In the bucket cooling the wine, the ice melts. Bottles are slowly emptied into glasses. The bottles don’t have labels, not because they’re homemade, but because they’re brought from their vineyard before labeling. This is for family.

 

He works the grill even though it’s his birthday. Generous kabobs, bacon wrapped jalapenos stuffed with cheese, you smelled them out on the street before you rang the doorbell. His joy is serving, but the apron and tongs also give him enough protection from the direct attention of the rest of the family. His sisters, one older, one younger, know how to make him blush. He knows how to stay out of the spotlight.

 

As the sun crosses over the small backyard, the giant palm offering shade now cools, so blankets are brought out. The conversation takes a turn and plans are being made for a family camping trip in the mountains four hours to the south.

 

Before things really settle down there’s a pinata that needs busting up. Everyone chants the song as a couple of the adults soften it up, then the kids finish it off. Not even the grown-ups can resist grabbing a couple pieces of candy as they sprinkle the courtyard.

 

Cake is offered, the same one he asks for every year, the same one they had at their wedding, the same one she made for him when they were first dating. She offers every year to make something else. This is the one he wants.

 

Later the recorder (the kind you play) will come out. The laughter will reach its zenith when the attempts at long ago learned songs are interrupted by hiccoughs. Words will be misspoken, offering “dios” instead of “diez”, only adding to the joy.

 

This afternoon is not all there is, but what’s essential is, enough to celebrate, enough to be content with at least.
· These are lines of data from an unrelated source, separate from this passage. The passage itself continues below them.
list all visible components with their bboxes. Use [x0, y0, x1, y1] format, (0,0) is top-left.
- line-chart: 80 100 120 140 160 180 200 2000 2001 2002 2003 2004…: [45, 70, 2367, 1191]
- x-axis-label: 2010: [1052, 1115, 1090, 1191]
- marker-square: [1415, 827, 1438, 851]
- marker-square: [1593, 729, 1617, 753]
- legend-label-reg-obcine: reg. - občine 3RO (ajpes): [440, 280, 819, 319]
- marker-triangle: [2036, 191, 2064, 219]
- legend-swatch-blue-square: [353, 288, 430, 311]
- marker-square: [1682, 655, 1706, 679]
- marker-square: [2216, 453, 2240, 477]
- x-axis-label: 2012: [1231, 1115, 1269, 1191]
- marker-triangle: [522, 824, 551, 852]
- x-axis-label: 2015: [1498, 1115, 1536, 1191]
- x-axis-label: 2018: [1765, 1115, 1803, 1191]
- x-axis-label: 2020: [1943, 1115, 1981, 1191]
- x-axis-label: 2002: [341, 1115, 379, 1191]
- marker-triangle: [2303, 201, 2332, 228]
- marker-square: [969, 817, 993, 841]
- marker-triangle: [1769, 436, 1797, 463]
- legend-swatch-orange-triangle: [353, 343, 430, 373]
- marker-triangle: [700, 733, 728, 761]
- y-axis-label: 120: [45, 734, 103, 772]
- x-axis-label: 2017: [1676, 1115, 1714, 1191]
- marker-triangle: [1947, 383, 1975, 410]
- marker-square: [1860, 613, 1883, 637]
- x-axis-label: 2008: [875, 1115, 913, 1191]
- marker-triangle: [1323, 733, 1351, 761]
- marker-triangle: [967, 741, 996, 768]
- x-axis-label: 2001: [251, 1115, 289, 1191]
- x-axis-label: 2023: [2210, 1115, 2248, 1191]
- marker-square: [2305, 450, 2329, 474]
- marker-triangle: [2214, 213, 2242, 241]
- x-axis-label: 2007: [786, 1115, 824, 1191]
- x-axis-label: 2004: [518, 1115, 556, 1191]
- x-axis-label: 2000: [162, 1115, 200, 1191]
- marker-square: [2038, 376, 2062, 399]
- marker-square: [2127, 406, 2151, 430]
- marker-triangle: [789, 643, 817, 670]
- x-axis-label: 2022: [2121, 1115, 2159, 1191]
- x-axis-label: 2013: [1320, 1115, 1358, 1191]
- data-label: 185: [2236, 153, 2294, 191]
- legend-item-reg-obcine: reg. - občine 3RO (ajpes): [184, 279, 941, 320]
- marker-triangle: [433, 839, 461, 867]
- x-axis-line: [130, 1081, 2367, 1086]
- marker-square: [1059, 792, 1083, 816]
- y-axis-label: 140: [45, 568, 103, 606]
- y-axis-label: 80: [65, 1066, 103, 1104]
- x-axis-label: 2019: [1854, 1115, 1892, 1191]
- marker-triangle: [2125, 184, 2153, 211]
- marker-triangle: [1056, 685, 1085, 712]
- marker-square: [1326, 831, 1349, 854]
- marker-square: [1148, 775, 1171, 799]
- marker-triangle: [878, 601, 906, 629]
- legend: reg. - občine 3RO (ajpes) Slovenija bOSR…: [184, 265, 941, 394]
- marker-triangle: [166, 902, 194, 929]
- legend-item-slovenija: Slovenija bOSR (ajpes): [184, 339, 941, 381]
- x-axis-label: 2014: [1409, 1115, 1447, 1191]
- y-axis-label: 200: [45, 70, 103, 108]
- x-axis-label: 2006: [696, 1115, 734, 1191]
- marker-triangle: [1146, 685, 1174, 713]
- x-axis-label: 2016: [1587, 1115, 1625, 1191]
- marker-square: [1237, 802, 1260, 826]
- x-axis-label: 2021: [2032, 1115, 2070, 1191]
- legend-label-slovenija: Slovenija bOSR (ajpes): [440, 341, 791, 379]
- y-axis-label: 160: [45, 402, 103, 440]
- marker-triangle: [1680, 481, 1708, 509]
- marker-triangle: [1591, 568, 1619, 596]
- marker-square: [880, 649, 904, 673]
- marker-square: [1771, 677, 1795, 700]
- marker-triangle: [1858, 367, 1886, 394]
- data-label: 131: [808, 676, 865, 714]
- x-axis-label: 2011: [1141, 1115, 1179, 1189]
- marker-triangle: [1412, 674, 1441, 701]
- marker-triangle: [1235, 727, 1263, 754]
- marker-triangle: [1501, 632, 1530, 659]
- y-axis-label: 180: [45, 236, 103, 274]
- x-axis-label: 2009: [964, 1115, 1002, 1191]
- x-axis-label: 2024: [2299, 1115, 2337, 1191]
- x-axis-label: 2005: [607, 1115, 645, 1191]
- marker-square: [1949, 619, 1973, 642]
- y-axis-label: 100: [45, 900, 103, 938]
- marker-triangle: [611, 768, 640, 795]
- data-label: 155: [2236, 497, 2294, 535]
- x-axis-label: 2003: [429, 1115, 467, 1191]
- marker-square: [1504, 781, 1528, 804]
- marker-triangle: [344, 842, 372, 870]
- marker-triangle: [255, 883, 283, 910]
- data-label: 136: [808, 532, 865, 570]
Earlier, when jokes were being poked around in equal measure, one of the sisters, the younger one, leans over and offered “Entre Broma y Broma la Verdad se Asoma” then added in English, “In between the jokes is the truth”. Just like the small gaps in between the songs on the LP’s, the things not said, the things known and acknowledged but set aside to make room for the laughter to ride under the needle.